Indicator Comparison

Moving Average Convergence Divergence vs Rate of Change — Indicator Comparison | Cryptorobot.ai

Compare Moving Average Convergence Divergence (MACD) vs Rate of Change (ROC). Learn the differences, strengths, and best use cases for each indicator in crypto trading.

Side-by-Side

Feature Comparison

AspectMACDROC
CategoryMomentum IndicatorsMomentum Indicators
SourceTALIBTALIB
Default Period1210
Output TypeoutMACD, outMACDSignal, outMACDHistoutReal
Best ForHistogram shows distance between MACD and signalDefault period: 12

When to Use

Practical Use Cases

Use MACD when you need to buy signals occur when the macd crosses above the signal line.
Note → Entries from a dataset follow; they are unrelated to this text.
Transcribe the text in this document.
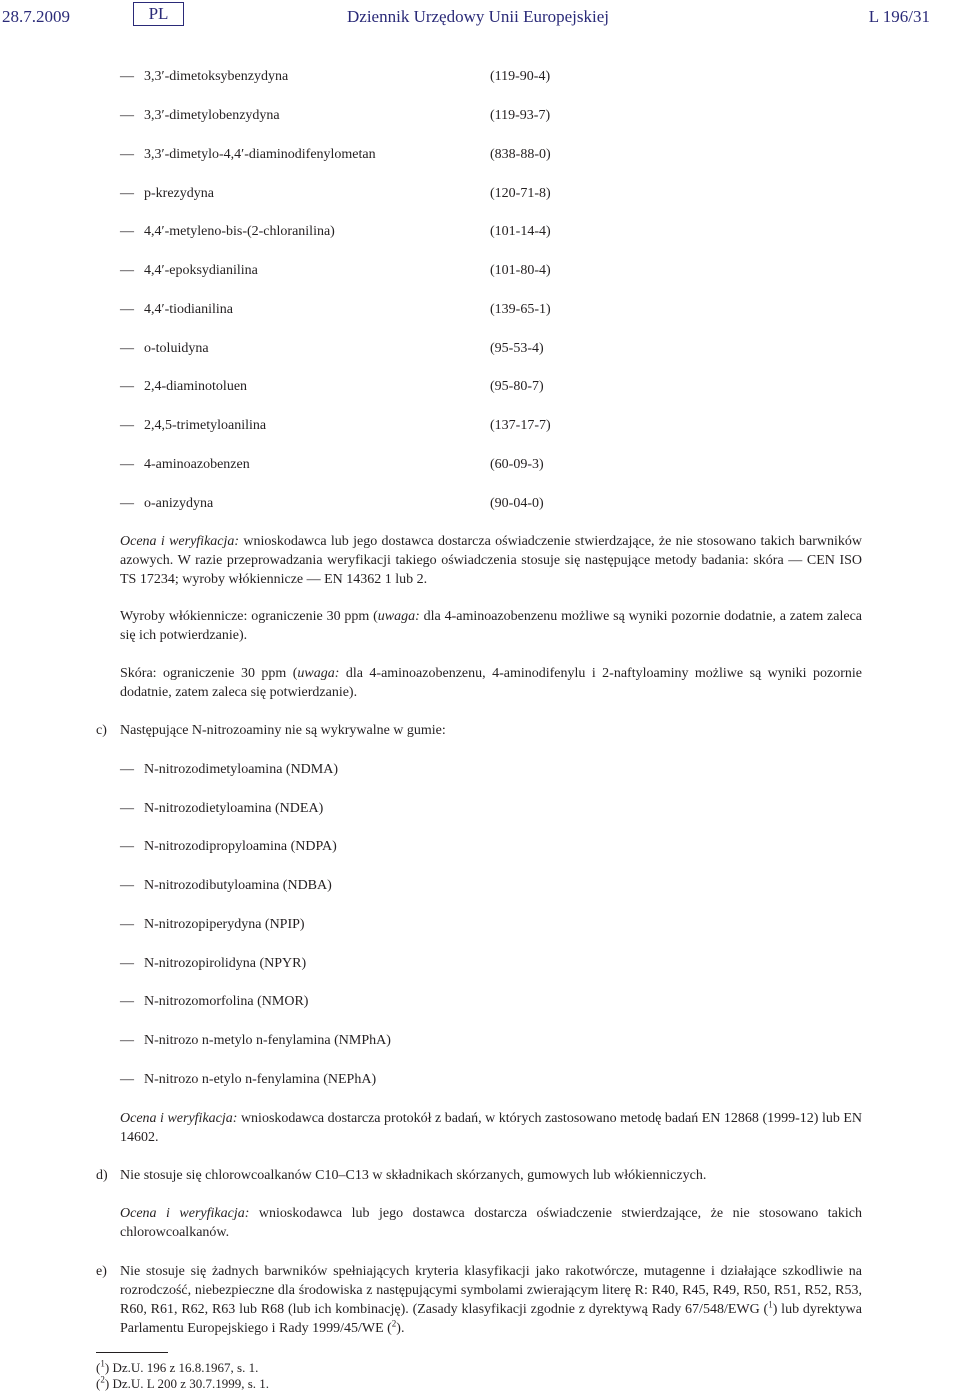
28.7.2009	PL	Dziennik Urzędowy Unii Europejskiej	L 196/31
— 3,3′-dimetoksybenzydyna	(119-90-4)
— 3,3′-dimetylobenzydyna	(119-93-7)
— 3,3′-dimetylo-4,4′-diaminodifenylometan	(838-88-0)
— p-krezydyna	(120-71-8)
— 4,4′-metyleno-bis-(2-chloranilina)	(101-14-4)
— 4,4′-epoksydianilina	(101-80-4)
— 4,4′-tiodianilina	(139-65-1)
— o-toluidyna	(95-53-4)
— 2,4-diaminotoluen	(95-80-7)
— 2,4,5-trimetyloanilina	(137-17-7)
— 4-aminoazobenzen	(60-09-3)
— o-anizydyna	(90-04-0)

Ocena i weryfikacja: wnioskodawca lub jego dostawca dostarcza oświadczenie stwierdzające, że nie stosowano takich barwników azowych. W razie przeprowadzania weryfikacji takiego oświadczenia stosuje się następujące metody badania: skóra — CEN ISO TS 17234; wyroby włókiennicze — EN 14362 1 lub 2.

Wyroby włókiennicze: ograniczenie 30 ppm (uwaga: dla 4-aminoazobenzenu możliwe są wyniki pozornie dodatnie, a zatem zaleca się ich potwierdzanie).

Skóra: ograniczenie 30 ppm (uwaga: dla 4-aminoazobenzenu, 4-aminodifenylu i 2-naftyloaminy możliwe są wyniki pozornie dodatnie, zatem zaleca się potwierdzanie).

c) Następujące N-nitrozoaminy nie są wykrywalne w gumie:

— N-nitrozodimetyloamina (NDMA)
— N-nitrozodietyloamina (NDEA)
— N-nitrozodipropyloamina (NDPA)
— N-nitrozodibutyloamina (NDBA)
— N-nitrozopiperydyna (NPIP)
— N-nitrozopirolidyna (NPYR)
— N-nitrozomorfolina (NMOR)
— N-nitrozo n-metylo n-fenylamina (NMPhA)
— N-nitrozo n-etylo n-fenylamina (NEPhA)

Ocena i weryfikacja: wnioskodawca dostarcza protokół z badań, w których zastosowano metodę badań EN 12868 (1999-12) lub EN 14602.

d) Nie stosuje się chlorowcoalkanów C10–C13 w składnikach skórzanych, gumowych lub włókienniczych.

Ocena i weryfikacja: wnioskodawca lub jego dostawca dostarcza oświadczenie stwierdzające, że nie stosowano takich chlorowcoalkanów.

e) Nie stosuje się żadnych barwników spełniających kryteria klasyfikacji jako rakotwórcze, mutagenne i działające szkodliwie na rozrodczość, niebezpieczne dla środowiska z następującymi symbolami zwierającym literę R: R40, R45, R49, R50, R51, R52, R53, R60, R61, R62, R63 lub R68 (lub ich kombinację). (Zasady klasyfikacji zgodnie z dyrektywą Rady 67/548/EWG ($^1$) lub dyrektywa Parlamentu Europejskiego i Rady 1999/45/WE ($^2$).

($^1$) Dz.U. 196 z 16.8.1967, s. 1.
($^2$) Dz.U. L 200 z 30.7.1999, s. 1.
Use ROC when you need to extreme roc readings can indicate overbought/oversold conditions.

Combine both MACD and ROC for stronger signal confirmation in your trading strategy.

FAQ

Frequently Asked Questions

What is the difference between MACD and ROC?

Moving Average Convergence Divergence is a momentum indicators indicator. Rate of Change is a momentum indicators indicator. They measure different aspects of price action and are often used together for signal confirmation.

Which is better, MACD or ROC?

Neither is universally better. MACD excels in histogram shows distance between macd and signal, while ROC is best for default period: 12. Use Cryptorobot.ai to backtest both and find what works for your strategy.

Can I use MACD and ROC together?

Yes. Cryptorobot.ai supports combining 160+ indicators including MACD and ROC. Many successful strategies use multiple indicators for confirmation.

Use MACD & ROC in Your Trading Bot

Build automated strategies with both indicators on Cryptorobot.ai — no coding needed.